🤖 AI Summary
This work addresses the unclear internal mechanisms underlying the failure of deep neural networks to generalize on unseen samples, particularly the lack of effective characterization of shifts in internal decision logic. The authors propose a novel perspective termed “Decision Pattern Shift” (DPS), which for the first time links generalization performance to the stability of internal decision processes. Specifically, they construct channel contribution vectors via GradCAM to represent the decision logic of individual samples and quantify generalization failure by measuring the deviation of these vectors from class-wise average patterns. The proposed framework offers a unified explanation for diverse generalization degradation scenarios, enabling early risk detection and precise defect localization. Experiments demonstrate that DPS exhibits a strong linear correlation with generalization gap (Pearson r > 0.8) and organizes various degradation cases into a continuous spectrum, revealing a systematic drift mechanism behind generalization failure.
📝 Abstract
Understanding why deep neural networks (DNNs) fail to generalize to unseen samples remains a long-standing challenge. Existing studies mainly examine changes in externally observable factors such as data, representations, or outputs, yet offer limited insight into how a model's internal decision mechanism evolves from training to test. To address this gap, we introduce Decision Pattern Shift (DPS), a new perspective that defines generalization through the stability of internal decision patterns and quantifies failure as their deviation from those learned during training.

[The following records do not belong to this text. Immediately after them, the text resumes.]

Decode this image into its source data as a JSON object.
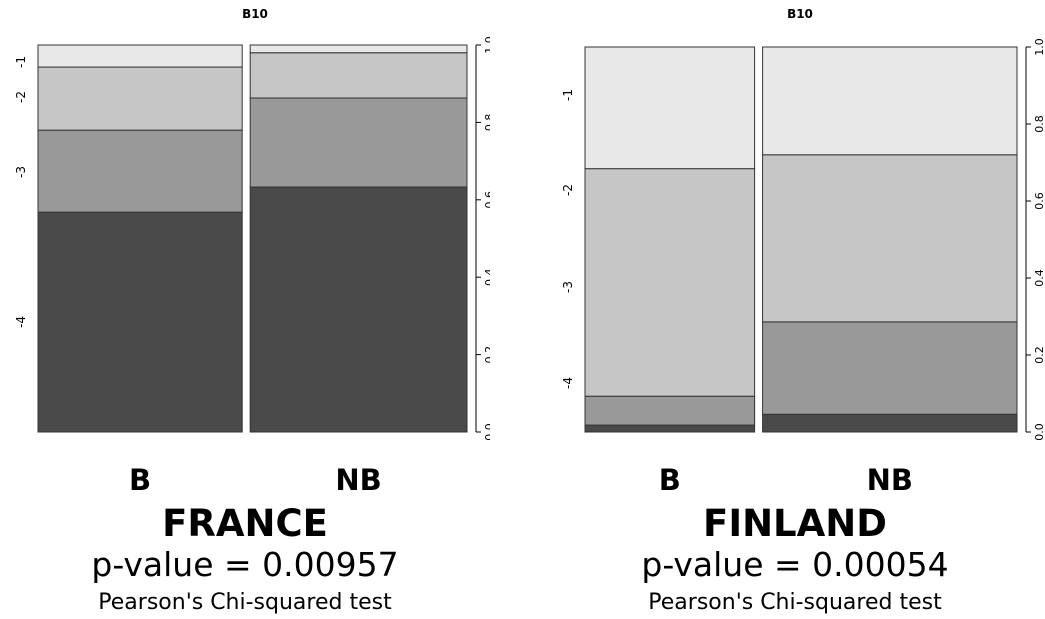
{
  "chart_data": [
    {
      "type": "bar",
      "subtype": "stacked-proportional (spineplot)",
      "title": "B10",
      "categories": [
        "B",
        "NB"
      ],
      "category_widths": [
        0.485,
        0.515
      ],
      "y_axis_right": {
        "range": [
          0,
          1
        ],
        "ticks": [
          "0.0",
          "0.2",
          "0.4",
          "0.6",
          "0.8",
          "1.0"
        ]
      },
      "y_axis_left_ticks": [
        "-1",
        "-2",
        "-3",
        "-4"
      ],
      "series": [
        {
          "level": "-4",
          "color": "#4a4a4a",
          "values": [
            0.568,
            0.633
          ]
        },
        {
          "level": "-3",
          "color": "#999999",
          "values": [
            0.212,
            0.23
          ]
        },
        {
          "level": "-2",
          "color": "#c6c6c6",
          "values": [
            0.163,
            0.117
          ]
        },
        {
          "level": "-1",
          "color": "#e8e8e8",
          "values": [
            0.057,
            0.02
          ]
        }
      ],
      "country": "FRANCE",
      "p_value": "p-value = 0.00957",
      "test": "Pearson's Chi-squared test"
    },
    {
      "type": "bar",
      "subtype": "stacked-proportional (spineplot)",
      "title": "B10",
      "categories": [
        "B",
        "NB"
      ],
      "category_widths": [
        0.4,
        0.6
      ],
      "y_axis_right": {
        "range": [
          0,
          1
        ],
        "ticks": [
          "0.0",
          "0.2",
          "0.4",
          "0.6",
          "0.8",
          "1.0"
        ]
      },
      "y_axis_left_ticks": [
        "-1",
        "-2",
        "-3",
        "-4"
      ],
      "series": [
        {
          "level": "-4",
          "color": "#4a4a4a",
          "values": [
            0.018,
            0.046
          ]
        },
        {
          "level": "-3",
          "color": "#999999",
          "values": [
            0.075,
            0.24
          ]
        },
        {
          "level": "-2",
          "color": "#c6c6c6",
          "values": [
            0.591,
            0.434
          ]
        },
        {
          "level": "-1",
          "color": "#e8e8e8",
          "values": [
            0.316,
            0.28
          ]
        }
      ],
      "country": "FINLAND",
      "p_value": "p-value = 0.00054",
      "test": "Pearson's Chi-squared test"
    }
  ]
}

Specifically, we represent each sample's decision pattern as a GradCAM-based channel-contribution vector, which captures how feature channels collectively support a prediction, and we propose the DPS metric to measure its discrepancy from the class-average pattern. Empirical analyses across multiple datasets and architectures show that, (i) decision patterns form a highly structured, class-consistent space with strong intra-class cohesion and low inter-class confusion, enabling direct analysis of a model's decision logic; (ii) the DPS magnitude correlates linearly with the generalization gap (nearly all Pearson r > 0.8), revealing generalization as a systematic drift in the model's internal decision mechanism; (iii) the DPS spectrum organizes diverse generalization degradation scenarios (covering ideal generalization, in-distribution degradation, domain shift, out-of-distribution, and shortcut learning) into a continuous trajectory, providing a unified explanation of their failure modes. These findings open up new possibilities for early generalization-risk detection, failure-mode diagnosis, and channel-level defect localization.